Monday, March 20, 2023

Remembering Al Leong

If I told you there was one actor who had appeared in movies alongside a veritable Mount Rushmore of action movie stars -- Bruce Willis, Mel Gibson, Arnold Schwarzenegger, Keanu Reeves -- you'd say "That's impossible, such a person does not exist."

And yet you'd be wrong, because Al Leong does exist.

Yes that's in the present tense. Al Leong is still alive. I'm sorry if my title for this post gave you the opposite impression, especially coming directly after a genuine "in memoriam" piece yesterday.

But I doubt I'll hear it when the now 70-year-old former actor and stuntman does die, because his name is not going to make it to the top of the list for celebrity death notices. I reckon most people have never heard of him.

Well, my high school friends and I are not "most people." And that's really what I'm remembering today, two days after seeing him pop up in Big Trouble in Little China on my second viewing of it.

Sometime around 1990, when my friends and I watched movies we'd rented from the local Videosmith every Friday or Saturday night, we began noticing this one distinctive stuntman/henchman appearing over, and over, and over again. We wouldn't have had IMDB at the time, obviously, so we eventually searched out his name in the credits: Al Leong.

Why so distinctive? Certainly there were plenty of Asian stuntmen in action movies at that time?

Actually, no -- there may have been Asian stuntmen in movies made in Asia, but if you were talking about Hollywood movies, there tended not to be as many. And then there was the fact that Leong's trademark long hair -- at the back of a heavily receding forehead, no less -- made him stand out, even if others of Asian descent might have appeared in the cast. He wore his hair that way, as well as his trademark beard and moustache, no matter what film he was in and no matter what it might have otherwise required of him. 

I guess we also thought there was something funny about him, and we weren't the only ones. He also appeared in comedies. It's here where I admit I cheated a little bit by saying he appeared alongside noted action star Keanu Reeves, because this was long before anyone saw Reeves that way. Yes, Leong appears in Bill & Ted's Excellent Adventure, possibly in his most prominent role ever, playing Genghis Khan.
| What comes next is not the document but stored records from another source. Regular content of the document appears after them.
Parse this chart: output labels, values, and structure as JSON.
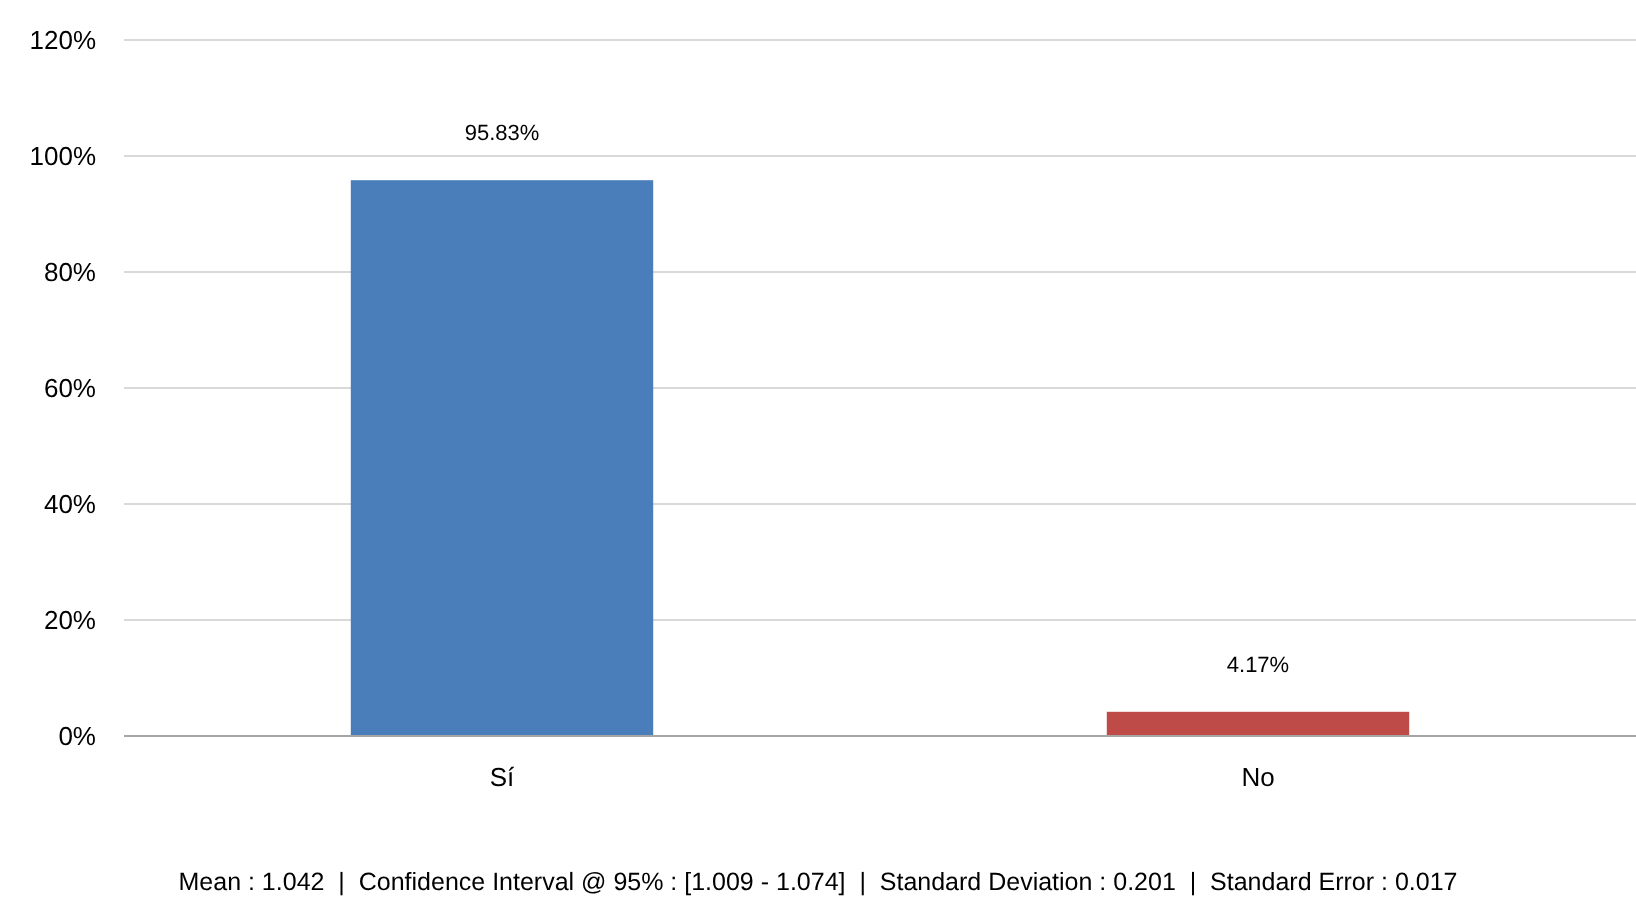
{
  "chart_data": {
    "type": "bar",
    "categories": [
      "Sí",
      "No"
    ],
    "values": [
      95.83,
      4.17
    ],
    "colors": [
      "#4a7ebb",
      "#be4b48"
    ],
    "value_labels": [
      "95.83%",
      "4.17%"
    ],
    "ylim": [
      0,
      120
    ],
    "yticks": [
      {
        "value": 0,
        "label": "0%"
      },
      {
        "value": 20,
        "label": "20%"
      },
      {
        "value": 40,
        "label": "40%"
      },
      {
        "value": 60,
        "label": "60%"
      },
      {
        "value": 80,
        "label": "80%"
      },
      {
        "value": 100,
        "label": "100%"
      },
      {
        "value": 120,
        "label": "120%"
      }
    ],
    "grid": "y",
    "annotations": [
      "Mean : 1.042  |  Confidence Interval @ 95% : [1.009 - 1.074]  |  Standard Deviation : 0.201  |  Standard Error : 0.017"
    ]
  }
}
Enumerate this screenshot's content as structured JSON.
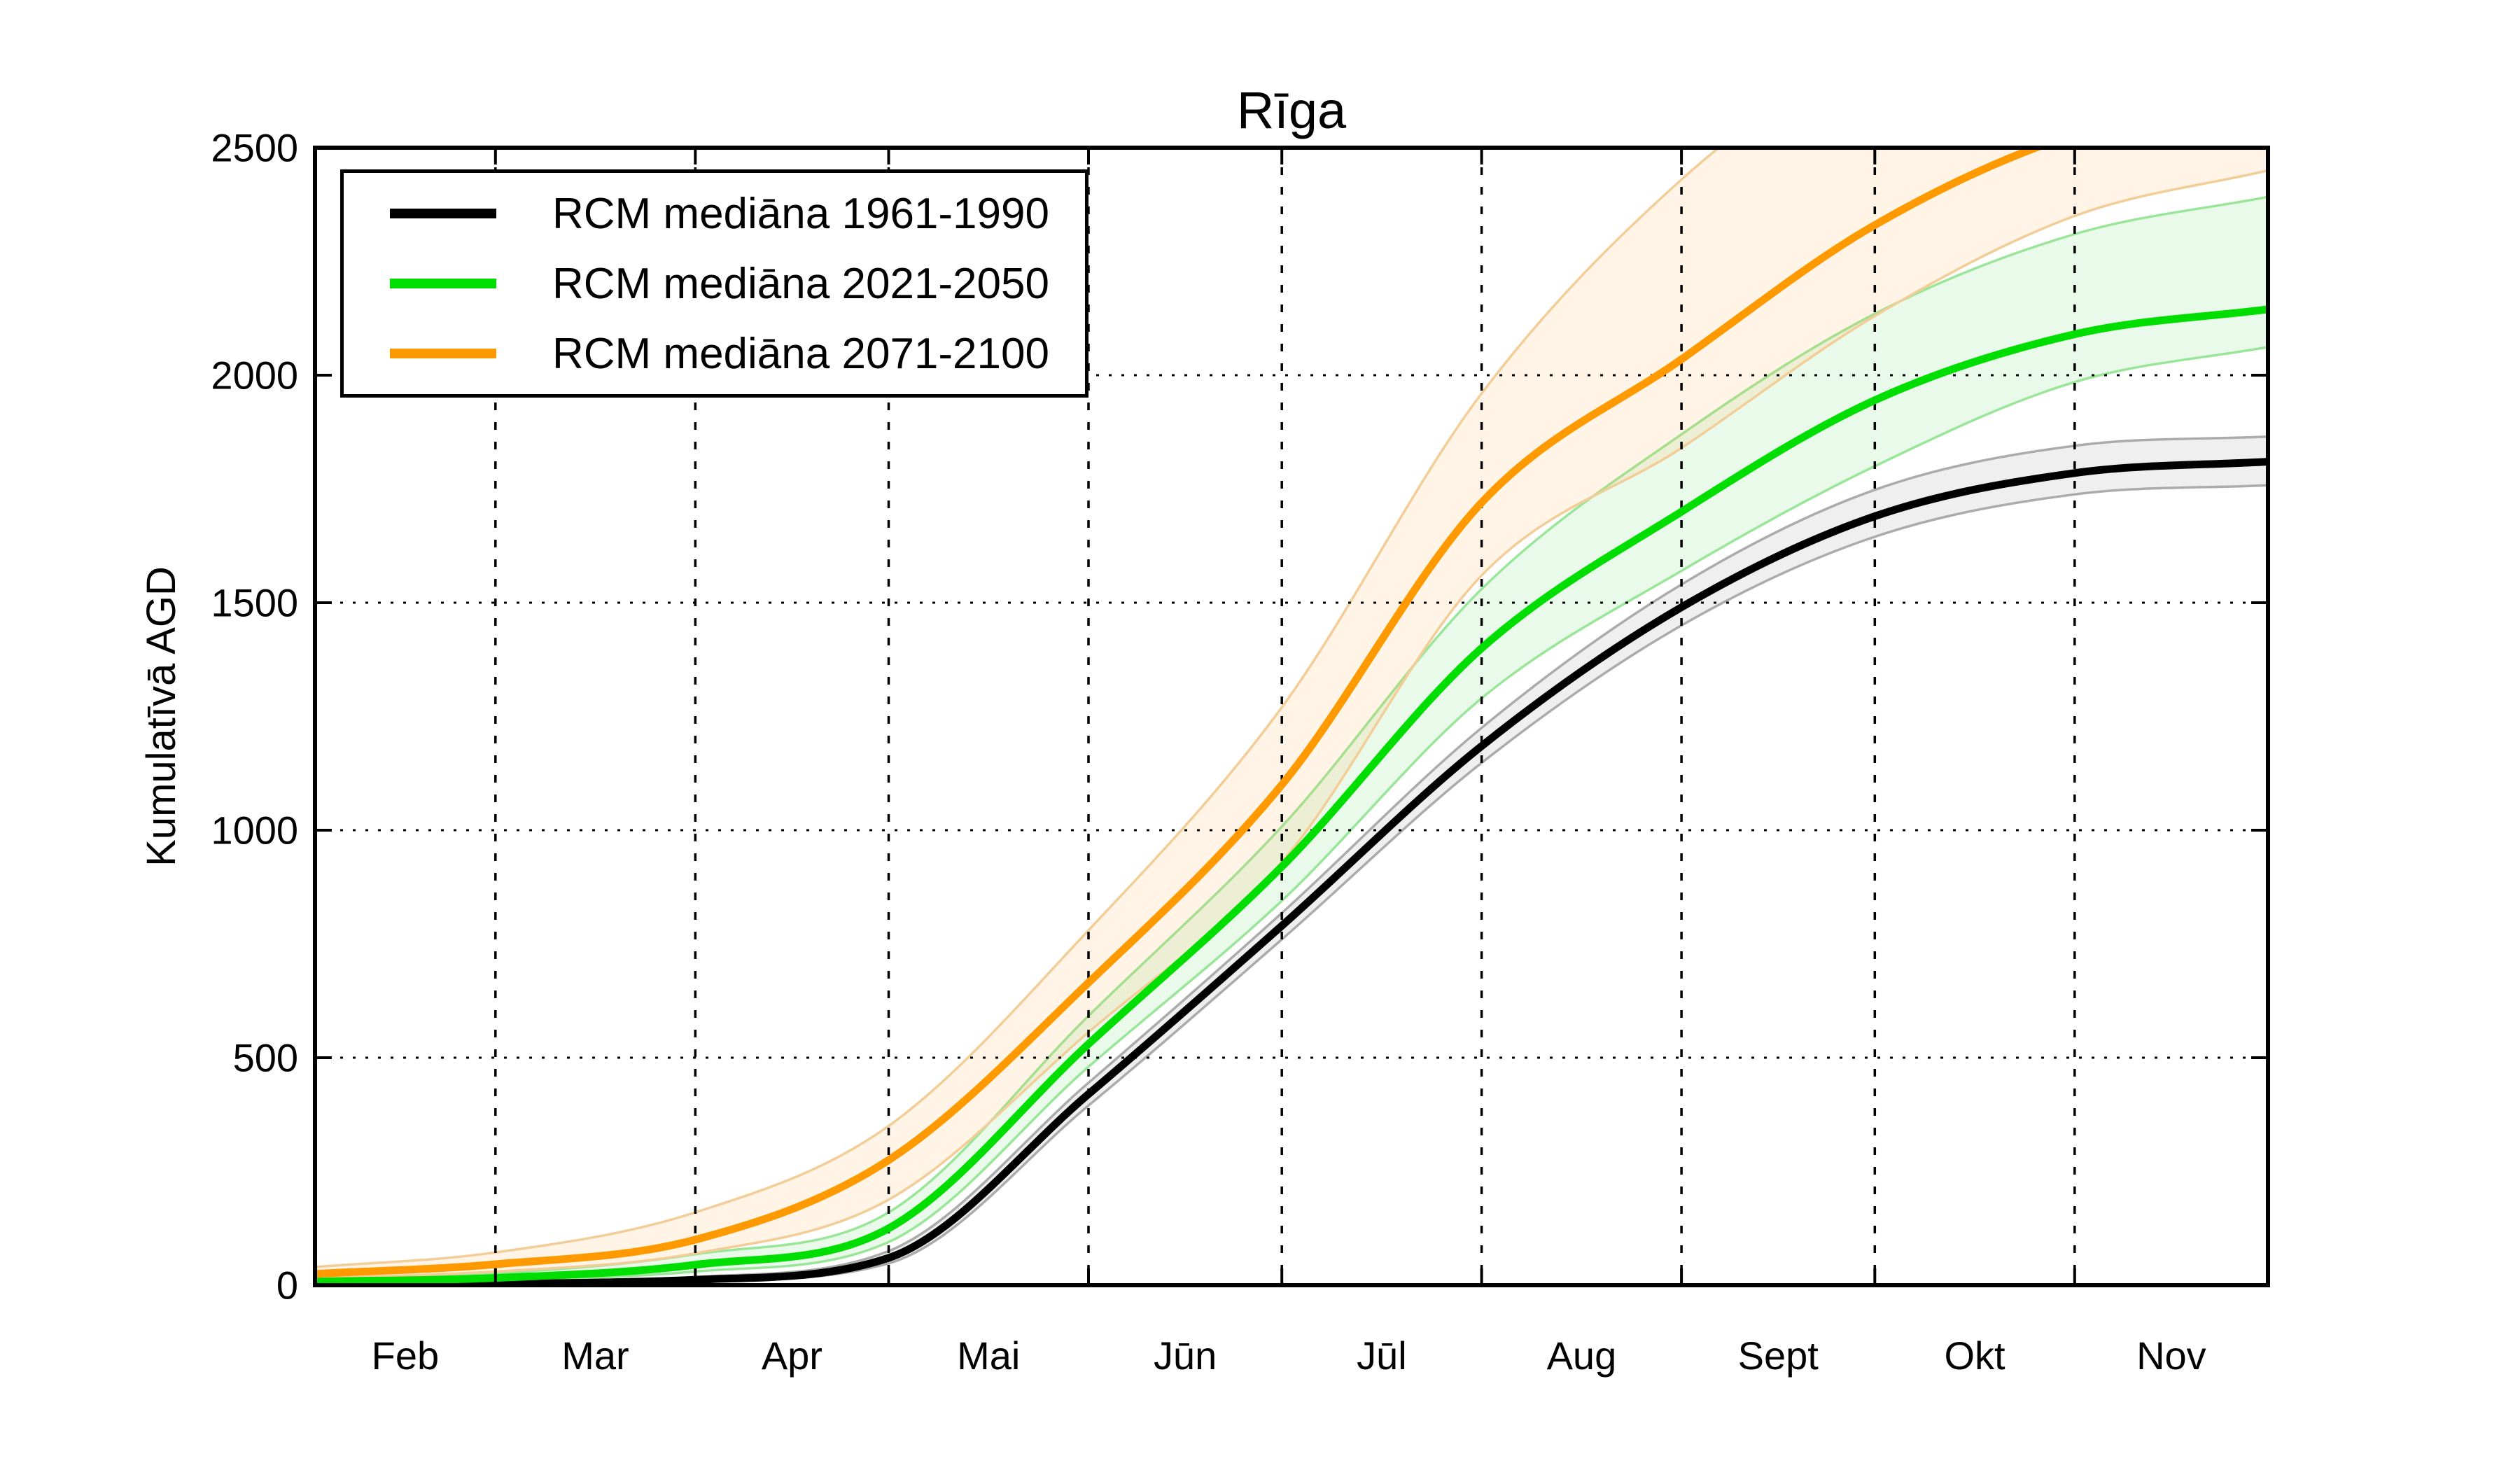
{
  "figure": {
    "title": "Rīga",
    "y_axis": {
      "label": "Kumulatīvā AGD",
      "tick_labels": [
        "0",
        "500",
        "1000",
        "1500",
        "2000",
        "2500"
      ],
      "min": 0,
      "max": 2500
    },
    "x_axis": {
      "month_labels": [
        "Feb",
        "Mar",
        "Apr",
        "Mai",
        "Jūn",
        "Jūl",
        "Aug",
        "Sept",
        "Okt",
        "Nov"
      ]
    },
    "legend": {
      "items": [
        {
          "label": "RCM mediāna 1961-1990",
          "color": "#000000"
        },
        {
          "label": "RCM mediāna 2021-2050",
          "color": "#00dd00"
        },
        {
          "label": "RCM mediāna 2071-2100",
          "color": "#ff9900"
        }
      ]
    }
  },
  "chart_data": {
    "type": "line",
    "title": "Rīga",
    "xlabel": "",
    "ylabel": "Kumulatīvā AGD",
    "ylim": [
      0,
      2500
    ],
    "xlim": [
      "Feb 1",
      "Dec 1"
    ],
    "grid": true,
    "grid_style": "dotted",
    "legend_position": "upper left",
    "x_tick_months": [
      "Feb",
      "Mar",
      "Apr",
      "Mai",
      "Jūn",
      "Jūl",
      "Aug",
      "Sept",
      "Okt",
      "Nov"
    ],
    "x_sample_labels": [
      "Feb 1",
      "Mar 1",
      "Apr 1",
      "Mai 1",
      "Jūn 1",
      "Jūl 1",
      "Aug 1",
      "Sept 1",
      "Okt 1",
      "Nov 1",
      "Dec 1"
    ],
    "x_sample_days_of_year": [
      32,
      60,
      91,
      121,
      152,
      182,
      213,
      244,
      274,
      305,
      335
    ],
    "series": [
      {
        "name": "RCM mediāna 1961-1990",
        "color": "#000000",
        "band_edge_color": "#ababab",
        "band_fill_color": "rgba(128,128,128,0.13)",
        "values": [
          0,
          3,
          12,
          60,
          420,
          790,
          1185,
          1490,
          1690,
          1785,
          1810
        ],
        "band_lower": [
          0,
          1,
          8,
          48,
          395,
          760,
          1148,
          1450,
          1645,
          1738,
          1758
        ],
        "band_upper": [
          2,
          6,
          18,
          75,
          445,
          818,
          1225,
          1540,
          1748,
          1845,
          1865
        ]
      },
      {
        "name": "RCM mediāna 2021-2050",
        "color": "#00dd00",
        "band_edge_color": "#99e699",
        "band_fill_color": "rgba(80,215,80,0.12)",
        "values": [
          8,
          16,
          45,
          125,
          530,
          920,
          1400,
          1700,
          1945,
          2090,
          2145
        ],
        "band_lower": [
          5,
          10,
          30,
          95,
          480,
          845,
          1290,
          1570,
          1800,
          1985,
          2062
        ],
        "band_upper": [
          13,
          26,
          68,
          160,
          592,
          1008,
          1530,
          1870,
          2135,
          2310,
          2392
        ]
      },
      {
        "name": "RCM mediāna 2071-2100",
        "color": "#ff9900",
        "band_edge_color": "#f2cd97",
        "band_fill_color": "rgba(255,170,60,0.13)",
        "values": [
          25,
          46,
          100,
          275,
          665,
          1100,
          1720,
          2035,
          2330,
          2530,
          2610
        ],
        "band_lower": [
          15,
          30,
          70,
          188,
          556,
          930,
          1560,
          1840,
          2130,
          2350,
          2450
        ],
        "band_upper": [
          40,
          72,
          160,
          350,
          780,
          1270,
          1960,
          2430,
          2740,
          2980,
          3080
        ]
      }
    ]
  }
}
Would you like a list of the other prominent movies from that era that featured Leong? It's pretty impressive.

Lethal Weapon
Action Jackson
Die Hard
They Live
Black Rain
Death Warrant
Hot Shots! Part Deux
The Last Action Hero
Beverly Hills Cop III
Escape from L.A.
Lethal Weapon 4
The Scorpion King

I'm going to assume he dies in Lethal Weapon, so I'm going to assume the continuity people weren't too worried about him popping back up in Lethal Weapon 4.

I suppose I could be reading the resume of any person who makes a career as a stuntman or henchman, but you'd never know it because you'd never notice those people. But how could you not notice Al Leong?

Here he is in Die Hard:

And here is in Death Warrant:


And here he is in Lethal Weapon:


And as Genghis Khan:


And because it was the movie I just rewatched, here he is in Big Trouble in Little China:

And though it turns out I've actually mentioned him twice on this blog before -- here and here -- I may not have had occasion to think about him since the second of those posts in 2015, even though I have of course seen Die Hard more recently than that. So that's another way I'm "remembering" him today, in addition to thinking fondly back on those high school Friday nights frittered away on dumb action movies.

Of course, even the friskiest and most unbreakable stuntman can't hang around forever, and by 2005 it was time for Leong to hang up his kicking shoes and fireproof jackets. He worked until he was 52, though, and that's pretty good for someone who basically has no acting ability. 

Someone did dust him off for the 2014 movie Awesome Asian Bad Guys, though, in which he plays, appropriately, "Al." I'm wondering if that's sort of like an Expendables, except for former Asian henchmen.

Maybe that needs to be next on my list.